Джеральдин не раз поручали дела об исчезновении людей. Она знала, как надежда тает с каждым днем, пока в глазах родных, ожидающих известий, окончательно не гас свет. В глазах Эмили свет не погас. Она была готова страдать и дальше, лишь бы он продолжал гореть, и значительную роль в его поддержании играло чувство вины. Ну почему? Обычно люди винили и терзали себя, поскольку им казалось, что они могли предотвратить исчезновение близкого человека. Ну почему они не сделали то или не сделали это? Люди начинали перечислять все, что они могли сделать, но не сделали. Своим самоедством Эмили довела себя до болезни. Превратилась в ходячий скелет. Дошла до такой крайности, что залезла в холодильник в морге. Джеральдин не сомневалась: будь у Эмили в первые дни после исчезновения Зои возможность вскрыть свежие могилы, она бы это сделала.
Пойди дела лучше с самого начала расследования, возможно, сейчас все было бы иначе. Возможно, загадка исчезновения Зои была бы раскрыта. Лучшее, что Джеральдин могла сделать для Эмили, – это найти Зои. Увы, она не надеялась, что это произойдет в ближайшее время. Ее изначально большая команда теперь скукожилась до нее одной, плюс удастся привлечь пару помощников, если вдруг появятся новые обстоятельства. По сути, Джеральдин стала кем-то вроде связной между полицией и семьей. Уже через три дня после того, как Зои пропала, ее дело было оценено как сопряженное с высоким риском.

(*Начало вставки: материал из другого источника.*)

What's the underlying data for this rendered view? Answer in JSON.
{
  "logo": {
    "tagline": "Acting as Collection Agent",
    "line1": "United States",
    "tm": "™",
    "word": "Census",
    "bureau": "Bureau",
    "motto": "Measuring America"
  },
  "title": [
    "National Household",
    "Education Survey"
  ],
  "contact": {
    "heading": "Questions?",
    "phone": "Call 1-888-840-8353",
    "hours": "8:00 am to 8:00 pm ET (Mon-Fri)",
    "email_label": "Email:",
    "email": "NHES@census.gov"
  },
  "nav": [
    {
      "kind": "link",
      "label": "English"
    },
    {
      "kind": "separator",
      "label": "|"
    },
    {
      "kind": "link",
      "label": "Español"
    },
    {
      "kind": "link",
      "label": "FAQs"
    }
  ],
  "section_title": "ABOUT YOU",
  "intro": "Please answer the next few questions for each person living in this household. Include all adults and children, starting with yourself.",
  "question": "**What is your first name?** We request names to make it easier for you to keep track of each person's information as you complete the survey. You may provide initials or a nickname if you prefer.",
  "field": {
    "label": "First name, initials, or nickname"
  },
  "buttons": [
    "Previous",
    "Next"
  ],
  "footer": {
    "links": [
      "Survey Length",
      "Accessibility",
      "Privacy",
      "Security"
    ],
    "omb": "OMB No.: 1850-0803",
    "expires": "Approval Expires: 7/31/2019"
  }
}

К тому времени «золотой час» давно прошел. Так же как пропали и кадры с больничных камер видеонаблюдения, на которых было видно, как Зои направляется к короткой дороге для грузового транспорта. К сожалению, их не удалось просмотреть снова – на следующий день в больнице произошел скачок напряжения, а цифровые данные не были скопированы и сохранены на сервере. Тот факт, что полицейский, отвечавший за отснятый материал, имел возможность, впервые посмотрев его, скопировать либо на собственный мобильник, либо поручить кому-нибудь в больнице загрузить запись с видеокамеры на флешку, серьезно раздражал Джеральдин. Этот растяпа обнаружил проблему с отснятым материалом, лишь когда Джеральдин попросила его принести ей видеозаписи. Помнится, он, поджав хвост, вернулся из больницы и промямлил, что там ничем не смогли ему помочь.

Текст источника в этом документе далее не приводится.